Thursday, May 5, 2011
Why I've Finally Decided eReaders are Not Evil
I was very skeptical at first. I mean, nothing can replace the textile feel of a book in your hands, the way it smells, how snuggly it is especially when accompanied by an armchair, fireplace and big mug of cocoa. Obviously I'm a book freak, and it took me a while to see that eReaders are NOT the enemy of books. Here's why.
Functionality. Put simply, eReaders make buying books and lugging them around in large quantities much easier, and who doesn't want that? Ok, so maybe our pocket books are feeling the strain of one-click book ownership, but other then that...for the casual read, or textbooks, things like that, eReaders just plain make sense.
Exploring. With an eReader, you can 'preview' a book before you buy it. This lets you get a taste of a bunch of different things which is harder to do without an eReader. There are also a lot more options, with mid-list authors backlist's and self-published authors readily accessible. This is huge for readers as well as writers trying to expand their literary horizons.
People with eReaders read more, not less. This is probably the biggest reason for me. Because of the reasons listed above, people are reading more with eReaders, not less. They have more options easier to get to then ever before. They can find a whole bunch of new things and carry them all around with them wherever they go. Why wouldn't you read more?
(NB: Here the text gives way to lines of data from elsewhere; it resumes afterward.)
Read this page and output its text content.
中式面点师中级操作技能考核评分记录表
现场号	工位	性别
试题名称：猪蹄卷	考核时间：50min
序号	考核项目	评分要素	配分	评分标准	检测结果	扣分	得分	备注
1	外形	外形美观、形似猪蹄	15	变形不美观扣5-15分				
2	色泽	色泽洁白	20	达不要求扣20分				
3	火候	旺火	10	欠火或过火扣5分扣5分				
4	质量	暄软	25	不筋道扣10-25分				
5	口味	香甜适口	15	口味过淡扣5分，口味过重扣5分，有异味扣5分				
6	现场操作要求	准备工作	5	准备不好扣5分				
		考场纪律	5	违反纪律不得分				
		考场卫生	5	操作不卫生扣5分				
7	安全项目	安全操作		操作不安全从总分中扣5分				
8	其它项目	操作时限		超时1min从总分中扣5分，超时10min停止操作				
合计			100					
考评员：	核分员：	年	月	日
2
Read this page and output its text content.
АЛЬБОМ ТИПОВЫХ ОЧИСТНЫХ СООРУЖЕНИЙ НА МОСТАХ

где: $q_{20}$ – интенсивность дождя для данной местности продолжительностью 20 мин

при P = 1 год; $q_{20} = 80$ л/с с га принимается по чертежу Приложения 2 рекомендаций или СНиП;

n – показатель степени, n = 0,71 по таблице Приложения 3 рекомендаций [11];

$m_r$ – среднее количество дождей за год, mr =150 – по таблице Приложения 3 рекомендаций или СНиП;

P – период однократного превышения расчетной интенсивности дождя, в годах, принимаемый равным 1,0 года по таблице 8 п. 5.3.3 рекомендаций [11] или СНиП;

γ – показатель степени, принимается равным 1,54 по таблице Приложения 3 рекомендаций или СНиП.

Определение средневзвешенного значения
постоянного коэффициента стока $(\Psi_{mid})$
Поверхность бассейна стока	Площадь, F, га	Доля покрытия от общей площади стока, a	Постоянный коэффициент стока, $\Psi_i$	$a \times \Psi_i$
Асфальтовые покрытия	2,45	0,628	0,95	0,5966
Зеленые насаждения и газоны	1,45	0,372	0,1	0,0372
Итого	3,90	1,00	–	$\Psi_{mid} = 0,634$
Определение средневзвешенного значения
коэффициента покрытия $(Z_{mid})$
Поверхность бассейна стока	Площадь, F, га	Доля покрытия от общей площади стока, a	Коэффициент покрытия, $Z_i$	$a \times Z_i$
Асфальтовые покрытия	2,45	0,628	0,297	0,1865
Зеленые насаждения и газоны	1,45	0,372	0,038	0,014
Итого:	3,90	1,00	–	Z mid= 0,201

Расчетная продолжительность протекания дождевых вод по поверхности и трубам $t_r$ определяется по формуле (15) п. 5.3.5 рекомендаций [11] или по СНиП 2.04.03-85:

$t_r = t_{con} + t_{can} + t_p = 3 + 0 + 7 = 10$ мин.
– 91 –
Again, this is great news for readers and writers trying to reach those readers.
Having said all that, still nothing will replace a good old fashioned book, and I don't think they ever will. Each has their purpose, and I don't think the regular book is going to go away any time soon. I should also say that I have yet to buy an eReader personally, and all this is based on cursory research and heresay. But I am now planning on buying one once funds make that possible, as opposed to being angry at their very existence. With the way readers are using them these days, I don't think serious writers can afford to ignore the e-revolution, even if it is a bit heart-wrenching.
Those of you who use Kindles or Nooks, what is your opinion? How have they changed your writing or reading habits?